Na manhã do dia 12 de agosto, fomos surpreendidos por fragmentos de informação sobre um acordo entre que a farmacêutica Gileade o laboratório público estadual Bahiafarma, para produzir três medicamentos para hepatite C, ao que parece, incluindo o sofosbuvir.
Diante da falta de informações e histórico de más experiências envolvendo parcerias com laboratórios multinacionais, o GTPI/Rebrip vem a público manifestar algumas preocupações sobre o acordo. Abaixo colocamos algumas perguntas que emergem num contexto de desinformação e desrespeito ao princípio do SUS de garantia de participação social.
– Quais os termos do acordo? Há garantia de compra dos medicamentos da Gilead com exclusividade por um determinado período de tempo? Se sim, por quanto tempo? A exclusividade de compra se estende mesmo depois da obtenção do registro sanitário do medicamento nacional?O Ministério da Saúde já se comprometeu a comprar os medicamentos desenvolvidos por meio desta parceria?
– Qual o preço pelo qual o medicamento vai ser adquirido? Tanto durante o período de compra da Gilead, quanto posteriormente quando houver a fabricação em parceria com a Bahiafarma?
– Não está claro se este acordo está sendo realizado dentro do marco das PDP – Parcerias para o Desenvolvimento Produtivo. No caso das PDPs, há o envolvimento de um laboratório privado nacional, para produção do princípio ativo. Há um parceiro privado nacional nesse caso?
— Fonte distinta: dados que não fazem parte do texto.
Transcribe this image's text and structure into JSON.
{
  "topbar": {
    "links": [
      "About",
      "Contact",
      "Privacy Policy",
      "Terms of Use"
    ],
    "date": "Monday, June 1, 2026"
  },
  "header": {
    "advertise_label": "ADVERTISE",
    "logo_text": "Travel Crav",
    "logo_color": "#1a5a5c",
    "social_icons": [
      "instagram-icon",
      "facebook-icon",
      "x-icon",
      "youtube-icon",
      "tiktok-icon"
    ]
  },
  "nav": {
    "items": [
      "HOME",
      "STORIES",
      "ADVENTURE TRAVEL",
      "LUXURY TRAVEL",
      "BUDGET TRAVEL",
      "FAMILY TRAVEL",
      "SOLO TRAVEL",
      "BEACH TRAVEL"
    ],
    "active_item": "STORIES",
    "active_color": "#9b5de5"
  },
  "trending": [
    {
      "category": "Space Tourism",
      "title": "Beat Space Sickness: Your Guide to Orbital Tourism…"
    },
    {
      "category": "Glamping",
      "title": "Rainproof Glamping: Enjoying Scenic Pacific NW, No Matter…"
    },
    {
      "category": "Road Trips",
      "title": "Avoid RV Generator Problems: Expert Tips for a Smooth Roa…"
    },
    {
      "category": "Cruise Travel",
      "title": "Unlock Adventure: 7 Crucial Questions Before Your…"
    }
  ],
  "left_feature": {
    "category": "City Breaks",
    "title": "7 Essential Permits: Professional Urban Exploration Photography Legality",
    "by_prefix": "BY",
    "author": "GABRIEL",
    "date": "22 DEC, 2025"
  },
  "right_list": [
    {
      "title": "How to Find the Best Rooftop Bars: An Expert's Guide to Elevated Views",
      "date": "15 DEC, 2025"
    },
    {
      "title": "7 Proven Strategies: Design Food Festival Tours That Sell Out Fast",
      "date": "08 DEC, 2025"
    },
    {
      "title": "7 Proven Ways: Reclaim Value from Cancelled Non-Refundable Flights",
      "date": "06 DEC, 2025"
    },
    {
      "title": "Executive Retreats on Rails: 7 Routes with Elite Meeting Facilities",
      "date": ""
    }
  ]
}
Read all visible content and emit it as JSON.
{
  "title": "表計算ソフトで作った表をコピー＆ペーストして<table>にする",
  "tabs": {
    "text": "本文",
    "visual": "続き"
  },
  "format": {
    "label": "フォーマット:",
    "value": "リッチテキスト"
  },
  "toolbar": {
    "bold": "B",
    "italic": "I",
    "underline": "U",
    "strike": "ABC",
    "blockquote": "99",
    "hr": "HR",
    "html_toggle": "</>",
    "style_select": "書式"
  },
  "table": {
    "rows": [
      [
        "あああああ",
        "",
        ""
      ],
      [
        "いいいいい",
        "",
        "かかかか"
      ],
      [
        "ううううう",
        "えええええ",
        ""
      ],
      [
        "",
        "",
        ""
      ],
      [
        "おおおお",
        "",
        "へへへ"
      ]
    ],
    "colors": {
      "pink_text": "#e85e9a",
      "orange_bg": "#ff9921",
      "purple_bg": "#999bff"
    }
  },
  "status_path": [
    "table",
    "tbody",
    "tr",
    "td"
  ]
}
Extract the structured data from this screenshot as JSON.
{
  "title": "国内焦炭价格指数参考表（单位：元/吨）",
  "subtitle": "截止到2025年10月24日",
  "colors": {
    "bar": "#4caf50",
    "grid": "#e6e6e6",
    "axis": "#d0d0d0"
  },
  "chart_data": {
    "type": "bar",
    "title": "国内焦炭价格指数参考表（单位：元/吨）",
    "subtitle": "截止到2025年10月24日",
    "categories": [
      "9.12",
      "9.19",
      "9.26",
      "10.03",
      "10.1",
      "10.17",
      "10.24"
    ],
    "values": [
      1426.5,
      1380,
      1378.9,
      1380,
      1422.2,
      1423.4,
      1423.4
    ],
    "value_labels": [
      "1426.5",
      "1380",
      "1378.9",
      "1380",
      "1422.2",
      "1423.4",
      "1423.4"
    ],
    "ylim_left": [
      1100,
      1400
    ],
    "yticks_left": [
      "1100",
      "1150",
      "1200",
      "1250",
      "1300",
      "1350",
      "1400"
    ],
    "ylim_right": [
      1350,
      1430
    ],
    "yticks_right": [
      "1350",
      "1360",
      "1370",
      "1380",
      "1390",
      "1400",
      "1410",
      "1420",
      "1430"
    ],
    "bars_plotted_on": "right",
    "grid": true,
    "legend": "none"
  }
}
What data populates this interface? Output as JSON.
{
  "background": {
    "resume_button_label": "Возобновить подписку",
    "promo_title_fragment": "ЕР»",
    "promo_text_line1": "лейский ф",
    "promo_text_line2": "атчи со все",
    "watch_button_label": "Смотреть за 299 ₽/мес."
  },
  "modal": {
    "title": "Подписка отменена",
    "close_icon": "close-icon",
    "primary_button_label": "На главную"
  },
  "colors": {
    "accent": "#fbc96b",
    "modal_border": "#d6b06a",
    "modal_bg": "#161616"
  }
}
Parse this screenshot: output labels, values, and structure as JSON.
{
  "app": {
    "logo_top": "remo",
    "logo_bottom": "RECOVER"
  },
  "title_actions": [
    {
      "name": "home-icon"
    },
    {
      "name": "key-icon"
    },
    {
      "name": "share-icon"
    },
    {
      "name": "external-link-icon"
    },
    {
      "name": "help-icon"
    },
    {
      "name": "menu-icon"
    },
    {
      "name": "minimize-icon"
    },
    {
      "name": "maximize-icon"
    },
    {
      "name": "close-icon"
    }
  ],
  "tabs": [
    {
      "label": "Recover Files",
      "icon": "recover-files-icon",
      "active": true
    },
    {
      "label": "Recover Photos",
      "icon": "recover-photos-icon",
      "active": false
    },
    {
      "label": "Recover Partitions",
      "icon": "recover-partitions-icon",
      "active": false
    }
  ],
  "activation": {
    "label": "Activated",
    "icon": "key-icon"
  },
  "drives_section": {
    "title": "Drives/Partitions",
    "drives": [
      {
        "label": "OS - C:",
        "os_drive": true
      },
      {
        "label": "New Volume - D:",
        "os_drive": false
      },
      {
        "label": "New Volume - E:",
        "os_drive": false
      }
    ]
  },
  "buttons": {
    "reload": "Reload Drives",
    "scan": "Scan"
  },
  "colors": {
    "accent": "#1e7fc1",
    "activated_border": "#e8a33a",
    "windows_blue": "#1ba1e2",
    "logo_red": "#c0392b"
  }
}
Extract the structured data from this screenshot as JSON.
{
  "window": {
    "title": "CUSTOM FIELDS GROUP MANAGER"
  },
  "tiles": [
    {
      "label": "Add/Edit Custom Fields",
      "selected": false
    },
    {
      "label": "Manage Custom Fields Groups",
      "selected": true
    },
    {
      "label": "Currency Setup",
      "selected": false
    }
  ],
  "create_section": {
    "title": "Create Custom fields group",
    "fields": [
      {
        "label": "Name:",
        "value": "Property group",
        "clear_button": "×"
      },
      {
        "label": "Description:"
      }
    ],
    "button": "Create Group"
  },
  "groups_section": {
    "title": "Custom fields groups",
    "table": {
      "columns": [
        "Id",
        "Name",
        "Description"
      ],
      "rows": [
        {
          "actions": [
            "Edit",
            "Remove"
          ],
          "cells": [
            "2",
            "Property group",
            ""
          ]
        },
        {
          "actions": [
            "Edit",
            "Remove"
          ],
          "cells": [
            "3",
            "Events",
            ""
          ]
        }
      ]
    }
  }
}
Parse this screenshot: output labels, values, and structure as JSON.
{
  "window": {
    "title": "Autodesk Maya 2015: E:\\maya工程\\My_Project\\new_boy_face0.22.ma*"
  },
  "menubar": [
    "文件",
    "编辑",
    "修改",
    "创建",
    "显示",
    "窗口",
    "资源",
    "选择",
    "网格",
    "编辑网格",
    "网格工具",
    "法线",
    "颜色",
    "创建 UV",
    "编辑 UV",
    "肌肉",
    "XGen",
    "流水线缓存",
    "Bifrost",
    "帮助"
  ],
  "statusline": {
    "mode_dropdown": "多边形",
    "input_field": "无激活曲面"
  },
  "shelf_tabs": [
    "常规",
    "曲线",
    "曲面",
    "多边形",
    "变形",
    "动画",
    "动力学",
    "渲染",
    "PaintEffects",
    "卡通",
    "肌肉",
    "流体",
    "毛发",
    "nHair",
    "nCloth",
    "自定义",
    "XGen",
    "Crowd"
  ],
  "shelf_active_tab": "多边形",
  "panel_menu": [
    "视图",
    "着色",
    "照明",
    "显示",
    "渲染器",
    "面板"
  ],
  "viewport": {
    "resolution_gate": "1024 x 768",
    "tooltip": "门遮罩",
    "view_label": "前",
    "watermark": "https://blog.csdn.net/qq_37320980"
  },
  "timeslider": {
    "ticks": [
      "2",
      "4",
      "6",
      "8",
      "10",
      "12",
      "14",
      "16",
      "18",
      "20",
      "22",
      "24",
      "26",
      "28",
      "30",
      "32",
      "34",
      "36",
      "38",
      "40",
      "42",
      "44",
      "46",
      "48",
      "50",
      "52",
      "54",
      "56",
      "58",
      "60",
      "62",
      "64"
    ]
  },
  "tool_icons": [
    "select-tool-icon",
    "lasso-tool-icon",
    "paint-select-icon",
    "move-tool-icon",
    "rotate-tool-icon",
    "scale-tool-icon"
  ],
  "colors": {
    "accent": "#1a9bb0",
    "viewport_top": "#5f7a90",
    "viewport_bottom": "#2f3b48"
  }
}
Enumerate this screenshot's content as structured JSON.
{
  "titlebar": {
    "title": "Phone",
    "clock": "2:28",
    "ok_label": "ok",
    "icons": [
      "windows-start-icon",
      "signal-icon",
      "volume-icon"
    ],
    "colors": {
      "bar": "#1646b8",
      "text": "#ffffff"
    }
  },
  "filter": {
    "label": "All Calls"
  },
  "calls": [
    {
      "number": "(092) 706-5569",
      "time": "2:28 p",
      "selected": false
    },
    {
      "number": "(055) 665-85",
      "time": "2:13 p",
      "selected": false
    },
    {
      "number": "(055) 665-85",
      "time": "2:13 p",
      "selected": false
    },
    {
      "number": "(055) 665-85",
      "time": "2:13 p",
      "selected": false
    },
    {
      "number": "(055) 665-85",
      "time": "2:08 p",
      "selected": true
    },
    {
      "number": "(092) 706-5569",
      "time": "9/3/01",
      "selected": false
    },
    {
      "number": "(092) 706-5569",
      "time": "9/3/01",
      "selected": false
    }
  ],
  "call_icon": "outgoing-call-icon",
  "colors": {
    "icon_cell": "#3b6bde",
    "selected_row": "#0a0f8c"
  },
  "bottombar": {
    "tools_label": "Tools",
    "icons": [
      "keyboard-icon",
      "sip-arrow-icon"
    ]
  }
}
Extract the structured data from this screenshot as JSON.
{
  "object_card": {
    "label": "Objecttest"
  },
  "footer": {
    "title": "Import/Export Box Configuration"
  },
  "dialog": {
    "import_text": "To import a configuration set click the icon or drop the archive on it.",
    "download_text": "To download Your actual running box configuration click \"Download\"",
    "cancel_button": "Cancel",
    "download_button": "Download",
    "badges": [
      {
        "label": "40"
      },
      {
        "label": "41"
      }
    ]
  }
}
– Imaginamos que o objetivo da parceria com a empresa Gilead é a transferência de tecnologia para o laboratório público Bahiafarma. Qual vai ser o papel da Bahiafarma nessa parceria? Vai ser somente a produção da formulação final do medicamento, como geralmente ocorre com as PDPs? O laboratório não possui capacidade para fazer isso por conta própria?
– O acordo provavelmente envolve uma licença voluntária da patente do sofosbuvir no Brasil, mesmo sem haver patente concedida no país. Por que optou-se por uma licença voluntária com a Gilead, precedida por uma experiência frustrada com o medicamento atazanavir, ao invés de se utilizar outras estratégias, como a licença compulsória, utilizada com sucesso no caso do medicamento efavirenz?
– Há informações sobre um projeto de parceria em andamento entre o laboratório público Farmanguinhos-Fiocruz e Microbiológica para produção 100% nacional do sofosbuvir, sem envolvimento do laboratório multinacional Gilead. A Microbiológica já possui o conhecimento necessário para produção do princípio ativo do sofosbuvir sem a necessidade de transferência de tecnologia pela Gilead. Há informações, inclusive, de que já foi fabricado um lote piloto com tecnologia nacional. Como esse acordo entre a Bahiafarma e a Gilead interfere nesse projeto de produção do sofosbuvir 100% nacional?
Diante da total falta de transparência dos termos do acordo e das preocupações acima colocadas, o GTPI solicita a suspensão do referido acordo de forma a avaliar, conjuntamente com a sociedade civil de defesa do interesse público, a melhor estratégia para desenvolvimento nacional dos medicamentos e ampliação do acesso para as pessoas que deles necessitam.